Avec le temps, on a même l’impression que le natif de Salvador de Bahia retire un à un tous les ornements dans sa case musicale. Un intense tête à tête voix-piano sur “Palavra de Honra”, un non moins vibrant guitare-chant sur “Aclarate” et même un a capella de toute beauté sur “Ilê, Se eu não” en duo avec sa mère, Arany Santana, figure du Nordeste et membre du légendaire groupe afro-brésilien Ilê Aiyê. Pour le reste, juste quelques percussions, deux, trois nappes d’accordéon et la basse discrète de son ami Ldson Galter. Tout chez Tigana Santana ressemble à un appel à la modération, à la décroissance, à la communion.
En à peine neuf chansons et une demi-heure, le Brésilien réalise une masterclass de douceur. On pense parfois à l’intensité du Caetano Veloso de Fina Estampa, à l’art du murmure de João Gilberto ou au blues africain d’un Blick Bassy. Et si on l’a sans doute (trop) souvent comparé à Nick Drake, il faut reconnaître qu’il lui ressemble comme deux gouttes d’eau sur “Meios”, le type même du morceau Santanien: une brève berceuse dans laquelle on aimerait se blottir pour la vie. Car oui, la musique de Tigana Santana a tout de la couette idéale: chaleureuse, rassurante et prétexte à la rêverie.

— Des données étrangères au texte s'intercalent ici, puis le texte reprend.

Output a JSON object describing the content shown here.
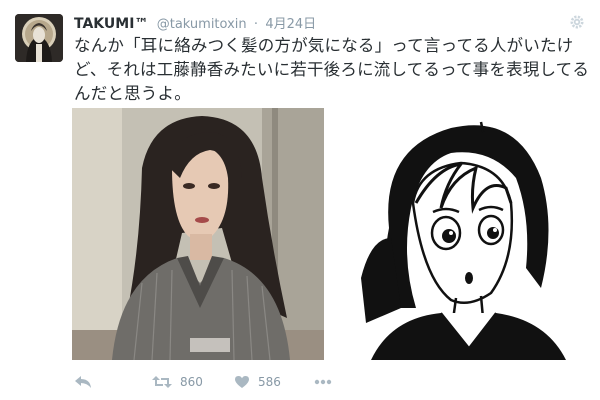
{
  "tweet": {
    "display_name": "TAKUMI™",
    "handle": "@takumitoxin",
    "separator": "·",
    "date": "4月24日",
    "text": "なんか「耳に絡みつく髪の方が気になる」って言ってる人がいたけど、それは工藤静香みたいに若干後ろに流してるって事を表現してるんだと思うよ。",
    "media": [
      {
        "subject": "photo-woman-long-hair"
      },
      {
        "subject": "manga-drawing-girl"
      }
    ],
    "actions": {
      "reply_icon": "reply-icon",
      "retweet_icon": "retweet-icon",
      "retweet_count": "860",
      "like_icon": "heart-icon",
      "like_count": "586",
      "more_icon": "more-dots-icon"
    },
    "colors": {
      "name": "#292f33",
      "meta": "#8899a6",
      "action": "#aab8c2"
    }
  }
}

🇬🇧 Tiganá Santana looks like a Jacques Mayol-type deep-sea diver in the ocean of sound. Depth of voice, depth of soul, depth of thought. Going against the flow, the Brazilian does not sing loudly and takes his time. ‘(…) An intense “tête-à-tête” voice-piano on “Palavra de Honra”, an equally vibrant guitar-vocals on “Aclarate” and even a beautiful a capella on “Ilê, Se eu não” in duet with his mother, Arany Santana and for the rest, just a few percussions, two, three accordion layers and the discreet bass of his friend Ldson Galter. Everything in Tigana Santana “cries” for moderation, degrowth, and communion. (…) In nine songs and barely half an hour, the Brazilian has achieved a masterclass of sweetness.